ResProx uses a collection of 25 different protein structure features (such as torsion angle distributions, hydrogen bonding, packing volume, cavities, Molprobity measures) that were used in a Support Vector Regression method to maximize the correlation between the predicted resolution and the observed X-ray resolution on a set of 2400 protein structures with known X-ray resolution. The exact details of the algorithm are provided in a paper published by Wishart and colleagues.

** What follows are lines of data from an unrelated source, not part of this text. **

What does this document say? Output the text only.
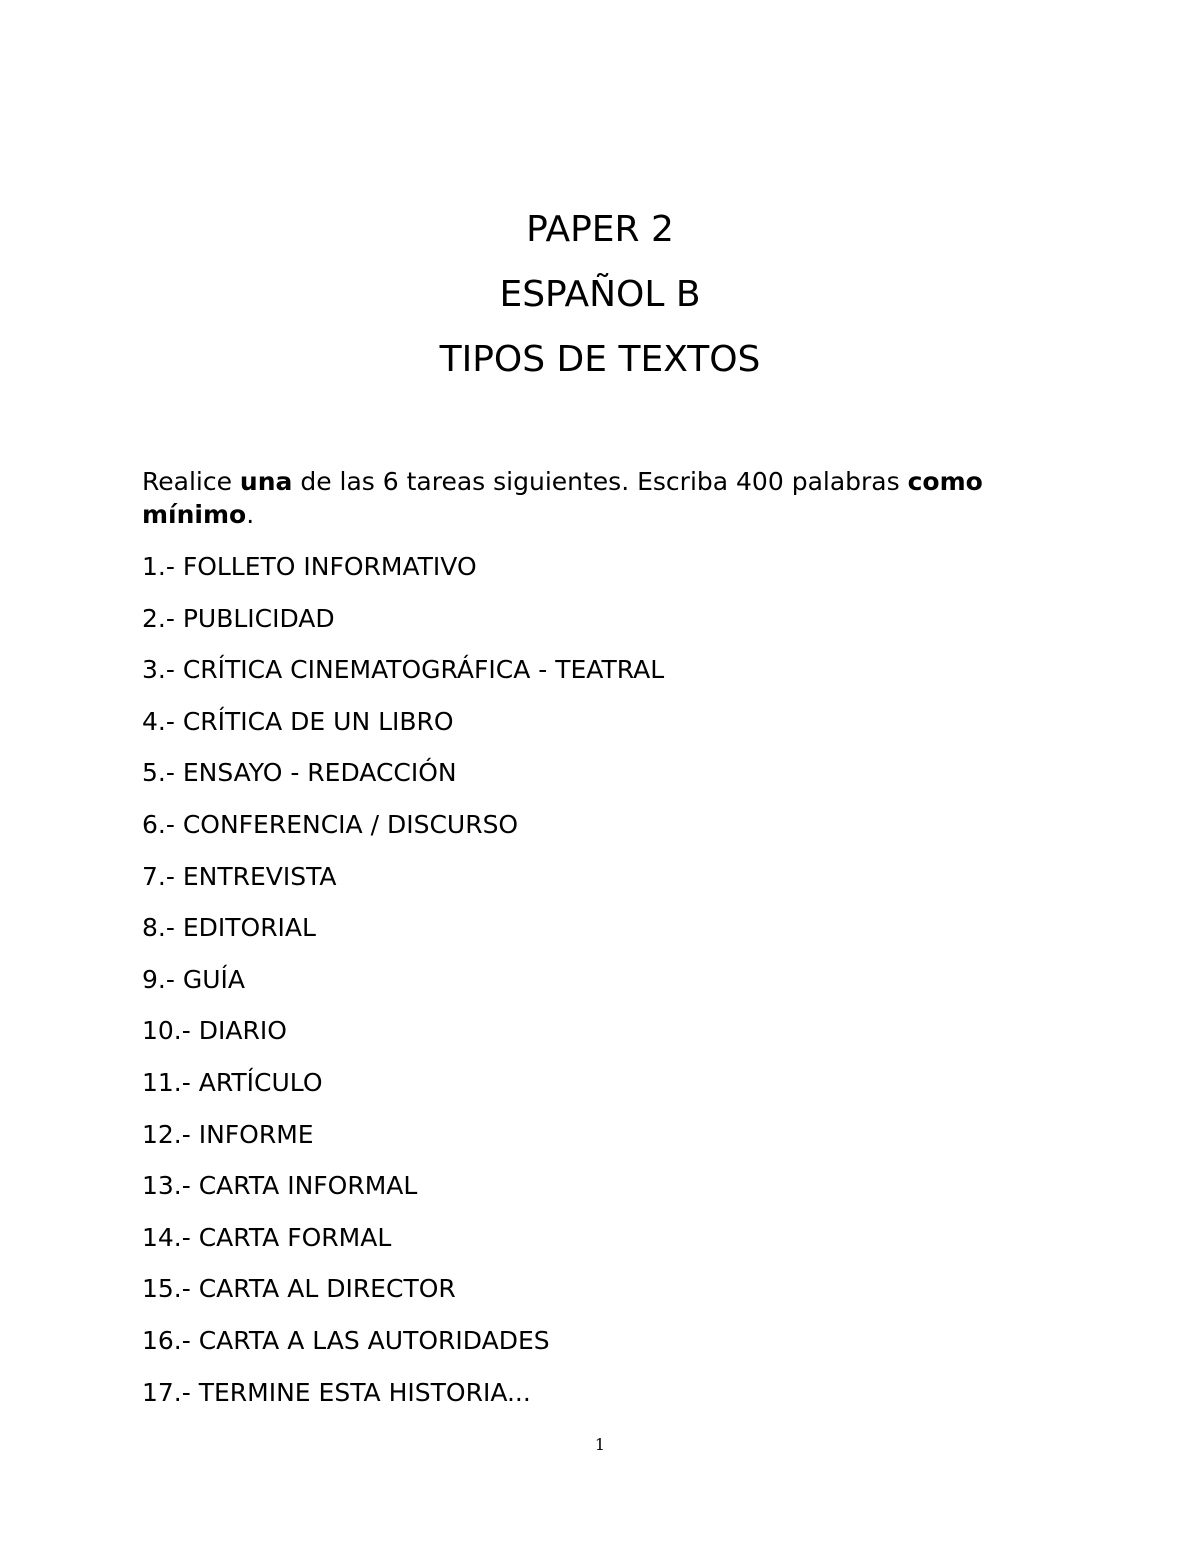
PAPER 2
ESPAÑOL B
TIPOS DE TEXTOS
Realice una de las 6 tareas siguientes. Escriba 400 palabras como mínimo.
1.- FOLLETO INFORMATIVO
2.- PUBLICIDAD
3.- CRÍTICA CINEMATOGRÁFICA - TEATRAL
4.- CRÍTICA DE UN LIBRO
5.- ENSAYO - REDACCIÓN
6.- CONFERENCIA / DISCURSO
7.- ENTREVISTA
8.- EDITORIAL
9.- GUÍA
10.- DIARIO
11.- ARTÍCULO
12.- INFORME
13.- CARTA INFORMAL
14.- CARTA FORMAL
15.- CARTA AL DIRECTOR
16.- CARTA A LAS AUTORIDADES
17.- TERMINE ESTA HISTORIA...
1
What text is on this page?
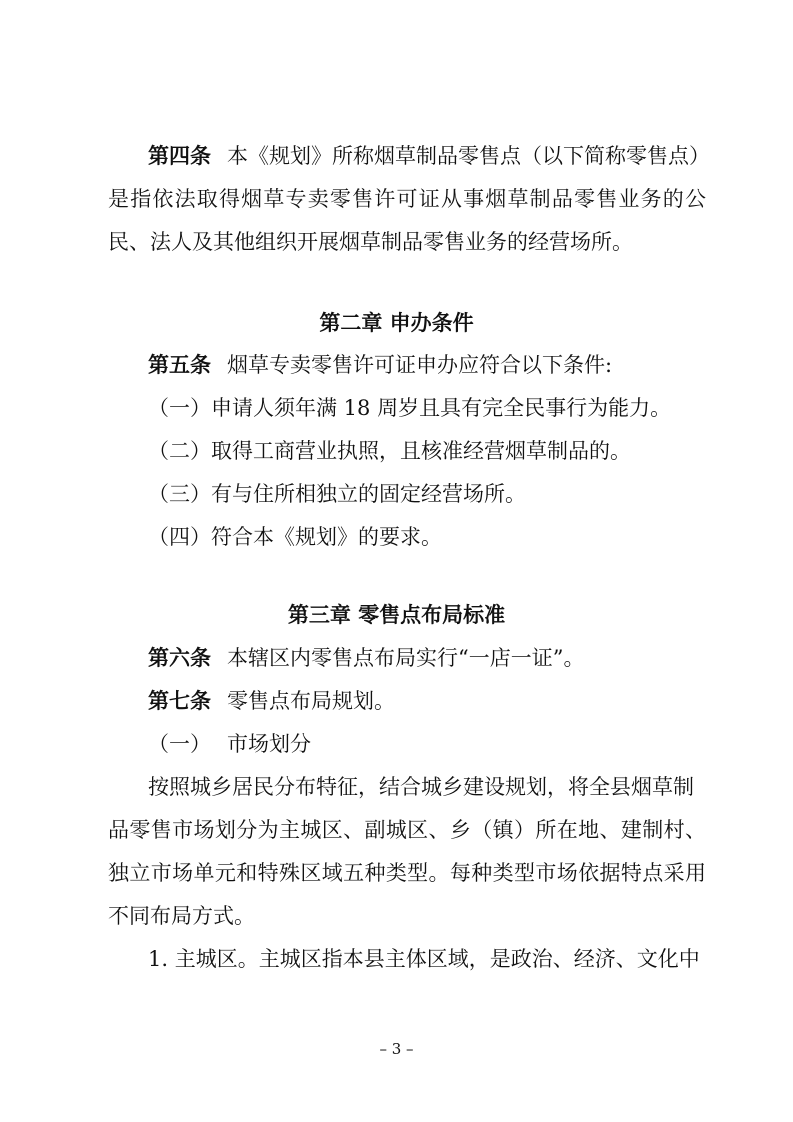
第四条 本《规划》所称烟草制品零售点（以下简称零售点）
是指依法取得烟草专卖零售许可证从事烟草制品零售业务的公
民、法人及其他组织开展烟草制品零售业务的经营场所。
第二章 申办条件
第五条 烟草专卖零售许可证申办应符合以下条件:
（一）申请人须年满 18 周岁且具有完全民事行为能力。
（二）取得工商营业执照，且核准经营烟草制品的。
（三）有与住所相独立的固定经营场所。
（四）符合本《规划》的要求。
第三章 零售点布局标准
第六条 本辖区内零售点布局实行“一店一证”。
第七条 零售点布局规划。
（一） 市场划分
按照城乡居民分布特征，结合城乡建设规划，将全县烟草制
品零售市场划分为主城区、副城区、乡（镇）所在地、建制村、
独立市场单元和特殊区域五种类型。每种类型市场依据特点采用
不同布局方式。
1. 主城区。主城区指本县主体区域，是政治、经济、文化中
– 3 –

After training and appropriate validation on independent tests sets, this SVR model is able to estimate the resolution of solved X-ray structures with a correlation coefficient of 0.92, mean absolute error of 0.28 Å. This is about 15-30% better than existing methods. This is shown in Figure 1. Because the performance of the ResProx method is so high and because it only needs coordinate data to generate an estimate of the equivalent X-ray resolution, it is ideally suited to be applied to NMR structures. When NMR structures are analyzed by ResProx, the average NMR structure has an equivalent X-ray resolution of 2.8 Å, which is relatively poor (Fig. 2). This is in agreement with qualitative observations regarding the overall quality and precision of NMR structures. As seen in Figure 2, a very small number NMR structures exhibit a resolution equivalent to < 1.0 Å, but these are rare.

Figure 1. Performance of ResProx against training and testing data.

Figure 2. Histogram of ResProx equivalent resolution for NMR models and experimental resolution for X-ray structures. 500 NMR ensembles and 500 X-ray structures were randomly selected from the PDB. Proteins were grouped in 0.25Å resolution bins. Resolution values on the X-axis indicate the upper limit of each resolution bin. Values for NMR structures and X-ray structures represent the number of structures in each resolution bin.

== The ResProx Server ==

The ResProx web server a freely accessible server that accepts NMR protein coordinate data (in PDB format) and generates a resolution estimate (in Angstroms) for that NMR structure. A downloadable version of ResProx is also available. ResProx also provides a list of List of 50834 protein structures with PDB identifiers along with their observed resolution and corresponding ResProx values.